Da trifft es sich gut, dass ein Tag der offenen Tür an ihrer Wunschuniversität ansteht, die auch von ihrer Kusine besucht wird. Da sie alleine dort hinfährt, kann sie an der dortigen Studentenklinik die Abtreibung vornehmen lassen, ohne dass ihre Mutter zunächst davon weiß. Weniger mühelos gelingt der schmerzhafte Abnabelungsprozess von Noe. Die beiden entfremden sich immer mehr, wird es Annabeth gelingen, sich von Noe zu lösen und auf eigenen Füssen zu stehen?

Freundschaft ja, Lebenshilfe nein

Geschickt schafft es die Autorin, diesen spannenden Jugendroman zu entwickeln. In Annabeths Gefühls- und Gedankenwelt können sich sicher viele der heranwachsenden Leserinnen wiederfinden, auch wenn die Existenz der meisten auf weniger dramatischen Umständen beruht. Ist es doch ein wichtiger Teil des Erwachsenwerdens, sich von den Eltern abzunabeln und generell eine eigenständige Persönlichkeit zu werden. Und die Darstellung dieses oft schmerzhaften Prozesses gelingt der Autorin auf zutreffende Weise. Zum Beispiel wird im Umgang zwischen Annabeth und ihrer Mutter die Sprach- und Hilflosigkeit der einzelnen Generationen, miteinander effizient zu kommunizieren, deutlich.

Auch bei der Darstellung ihrer Charaktere kann die Autorin punkten. Nicht nur die Buchheldin Annabeth überzeugt, auch die Nebencharaktere wie Noe oder Annabeths Mutter wirken glaubwürdig und lebensecht.

Die Kapitel sind kurz und knapp gehalten, die Sprache überrascht mit poetischen, ausdrucksvollen Vergleichen, die den Leser durch ihre Treffsicherheit begeistern und zum Unterstreichen einzelner Ausdrücke verleiten können.

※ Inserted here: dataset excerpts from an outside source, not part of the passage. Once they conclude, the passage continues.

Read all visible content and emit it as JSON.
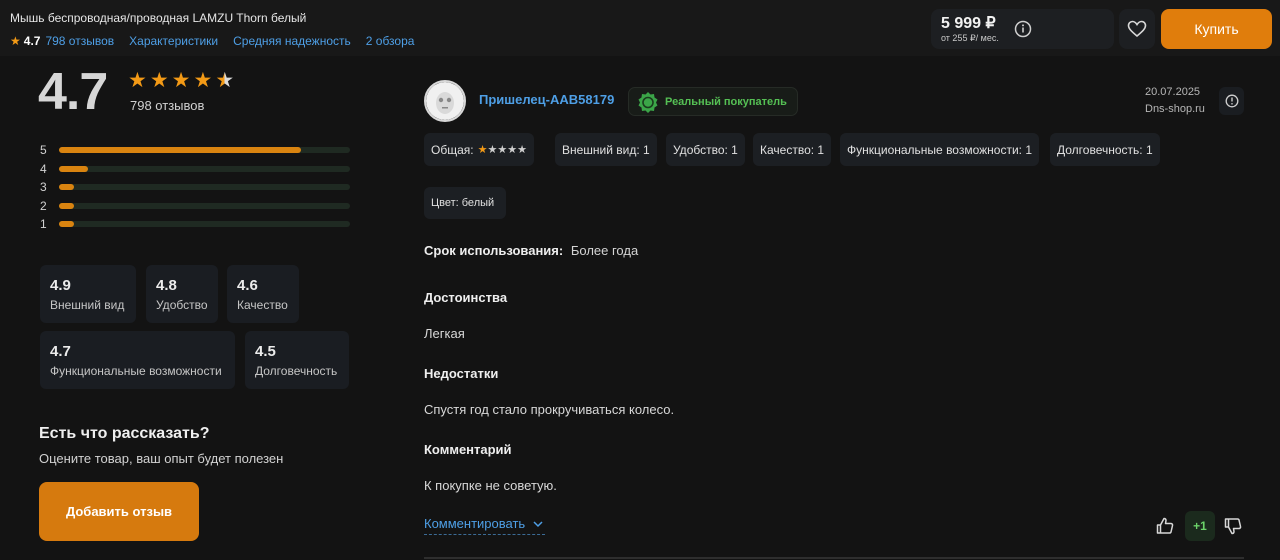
{
  "header": {
    "product_title": "Мышь беспроводная/проводная LAMZU Thorn белый",
    "rating": "4.7",
    "reviews_link": "798 отзывов",
    "specs_link": "Характеристики",
    "reliability_link": "Средняя надежность",
    "overviews_link": "2 обзора",
    "price": "5 999 ₽",
    "credit": "от 255 ₽/ мес.",
    "buy_label": "Купить"
  },
  "summary": {
    "rating": "4.7",
    "stars_value": 4.5,
    "reviews_count": "798 отзывов",
    "distribution": [
      {
        "label": "5",
        "fraction": 0.83
      },
      {
        "label": "4",
        "fraction": 0.1
      },
      {
        "label": "3",
        "fraction": 0.05
      },
      {
        "label": "2",
        "fraction": 0.05
      },
      {
        "label": "1",
        "fraction": 0.05
      }
    ],
    "scores": [
      {
        "value": "4.9",
        "label": "Внешний вид"
      },
      {
        "value": "4.8",
        "label": "Удобство"
      },
      {
        "value": "4.6",
        "label": "Качество"
      },
      {
        "value": "4.7",
        "label": "Функциональные возможности"
      },
      {
        "value": "4.5",
        "label": "Долговечность"
      }
    ],
    "tell_title": "Есть что рассказать?",
    "tell_subtitle": "Оцените товар, ваш опыт будет полезен",
    "add_review_label": "Добавить отзыв"
  },
  "review": {
    "author": "Пришелец-AAB58179",
    "badge": "Реальный покупатель",
    "date": "20.07.2025",
    "shop": "Dns-shop.ru",
    "overall_label": "Общая:",
    "overall_stars": 1,
    "chips": [
      "Внешний вид: 1",
      "Удобство: 1",
      "Качество: 1",
      "Функциональные возможности: 1",
      "Долговечность: 1"
    ],
    "color": "Цвет: белый",
    "usage_label": "Срок использования:",
    "usage_value": "Более года",
    "pros_title": "Достоинства",
    "pros": "Легкая",
    "cons_title": "Недостатки",
    "cons": "Спустя год стало прокручиваться колесо.",
    "comment_title": "Комментарий",
    "comment": "К покупке не советую.",
    "comment_link": "Комментировать",
    "votes": "+1"
  },
  "colors": {
    "accent": "#e07d0c",
    "link": "#4e9fe6",
    "star": "#f39a16",
    "positive": "#55c054"
  }
}
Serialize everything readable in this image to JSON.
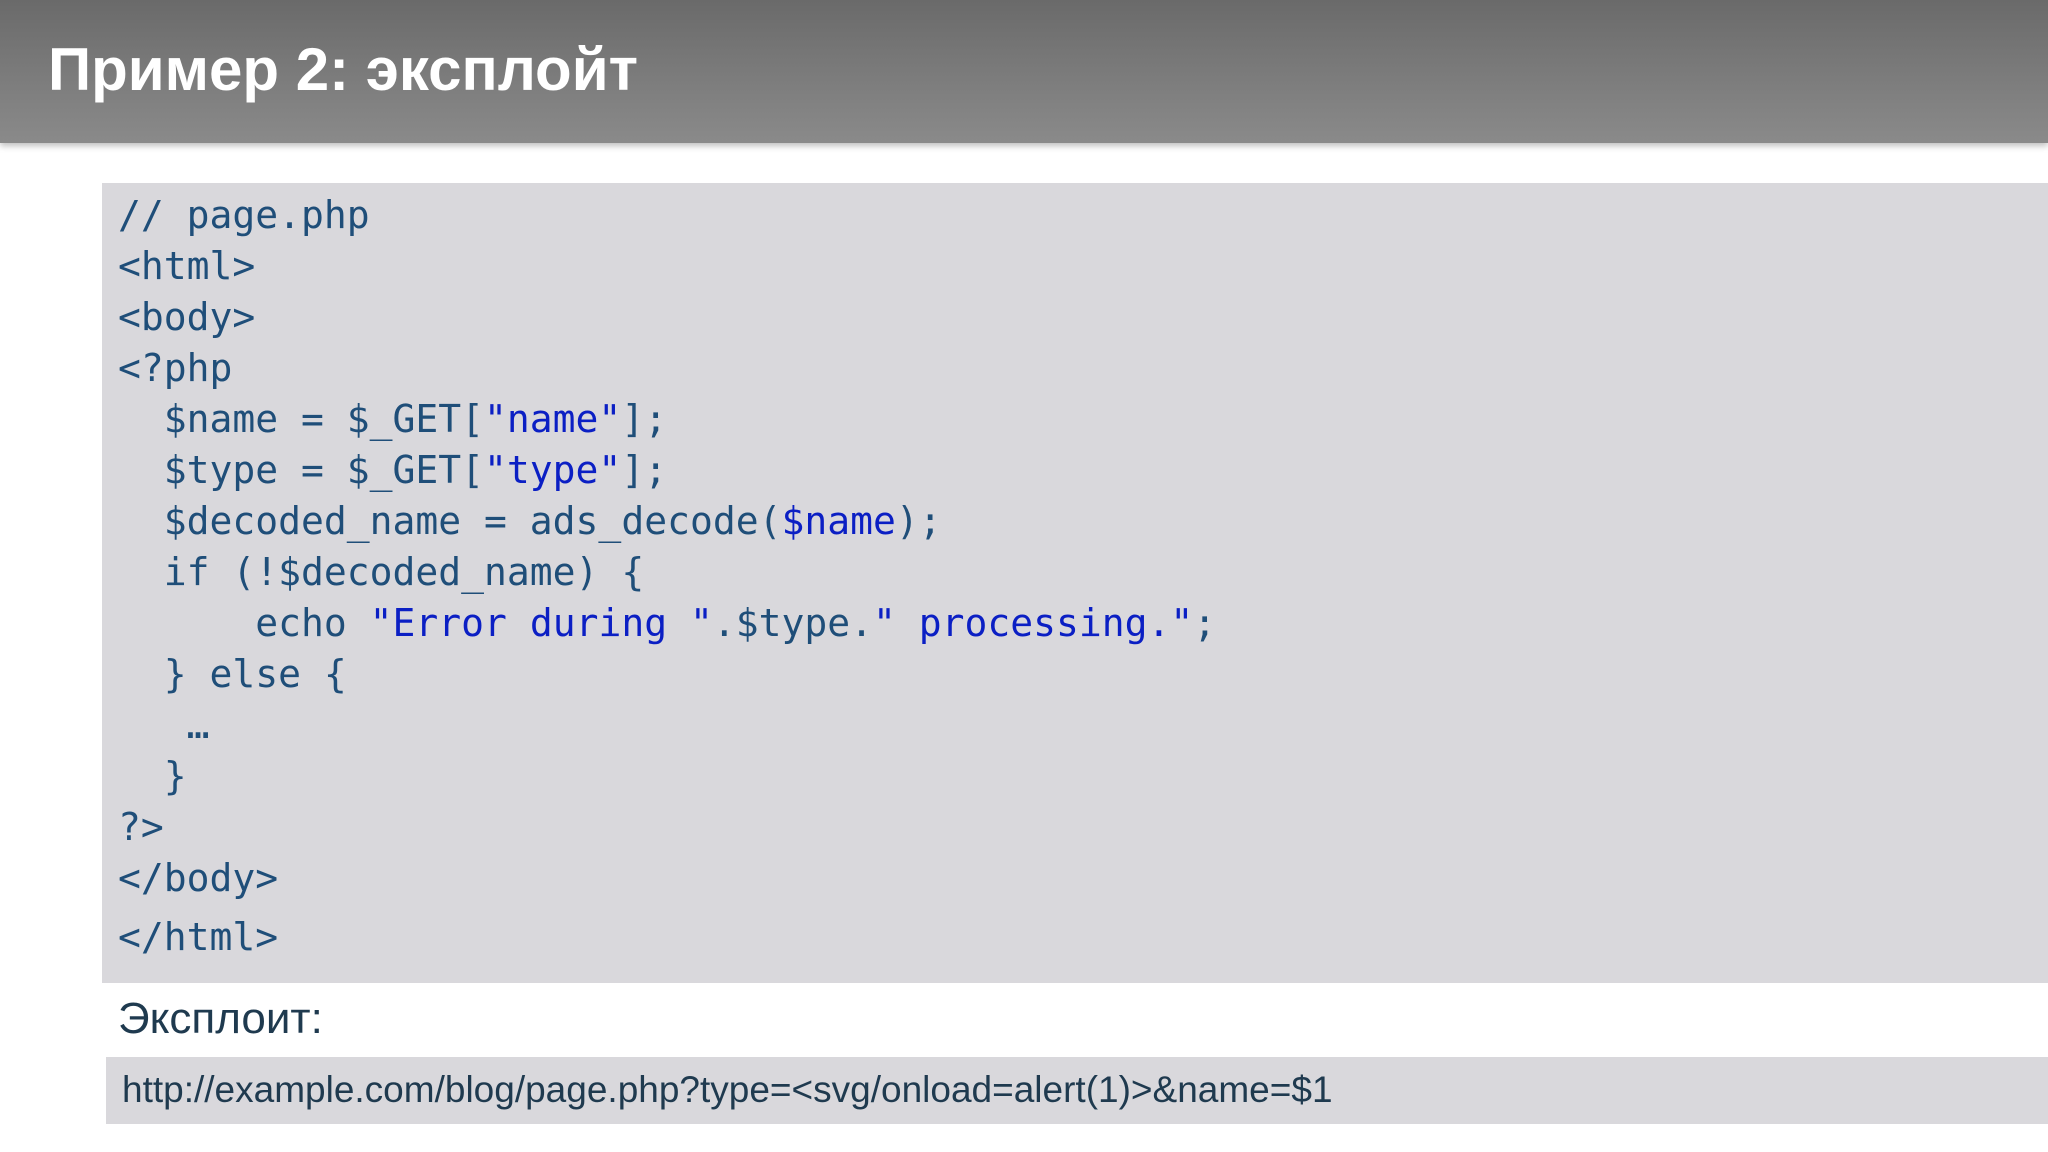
{
  "slide": {
    "title": "Пример 2: эксплойт"
  },
  "code": {
    "line1": "// page.php",
    "line2": "<html>",
    "line3": "<body>",
    "line4": "<?php",
    "line5_a": "  $name = $_GET[",
    "line5_b": "\"name\"",
    "line5_c": "];",
    "line6_a": "  $type = $_GET[",
    "line6_b": "\"type\"",
    "line6_c": "];",
    "line7_a": "  $decoded_name = ads_decode(",
    "line7_b": "$name",
    "line7_c": ");",
    "line8": "  if (!$decoded_name) {",
    "line9_a": "      echo ",
    "line9_b": "\"Error during \"",
    "line9_c": ".$type.",
    "line9_d": "\" processing.\"",
    "line9_e": ";",
    "line10": "  } else {",
    "line11": "   …",
    "line12": "  }",
    "line13": "?>",
    "line14": "</body>",
    "line15": "</html>"
  },
  "exploit": {
    "label": "Эксплоит:",
    "url": "http://example.com/blog/page.php?type=<svg/onload=alert(1)>&name=$1"
  },
  "colors": {
    "title_bar": "#7c7c7c",
    "code_background": "#d9d8dc",
    "code_text": "#1f4e79",
    "string_text": "#0b1fc4"
  }
}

Das Thema »Freundschaft« ist bei der angestrebten Zielgruppe ab 14 J. besonders wichtig. Die Autorin leistet aber mit ihrem Buch und dessen Botschaft, sich selbst treu zu bleiben, seine eigenen Träume zu leben und nicht blindlings den Vorstellungen anderer für sein Leben zu folgen, nur bedingt Entscheidungs- und Lebenshilfe.

Denn: Weniger nachahmenswert ist jedoch Annabeths Umgang mit ihrer ungewollten Schwangerschaft, ist es doch wissenschaftlich erwiesen, dass eine Abtreibung nicht so leicht wegzustecken ist wie hier im Buch. Annabeth wird ungewollt schwanger, weil sie dem von Noe verbreitetem »Ammenmärchen« aufsitzt, dass die Pille zu Bartwuchs führt und daher die Einnahme einer halben Pille zur Verhütung genügt und etwaigen Bartwuchs verhindert.

Zur kritischen Auseinandersetzung regt auch die Entscheidung der Mutter an, ihrer Tochter mit dreizehn! zu erzählen, dass ihr Vater ein Vergewaltiger ist. Dass diese viel zu jung dafür ist, mit diesem bedrückenden Wissen lebensbejahend umzugehen, wird dem Leser schnell klar.

Fazit:

kein überladenes Problembuch, sondern ein packender Jugendroman zum gerade für Heranwachsende wichtigen Thema »Freundschaft«.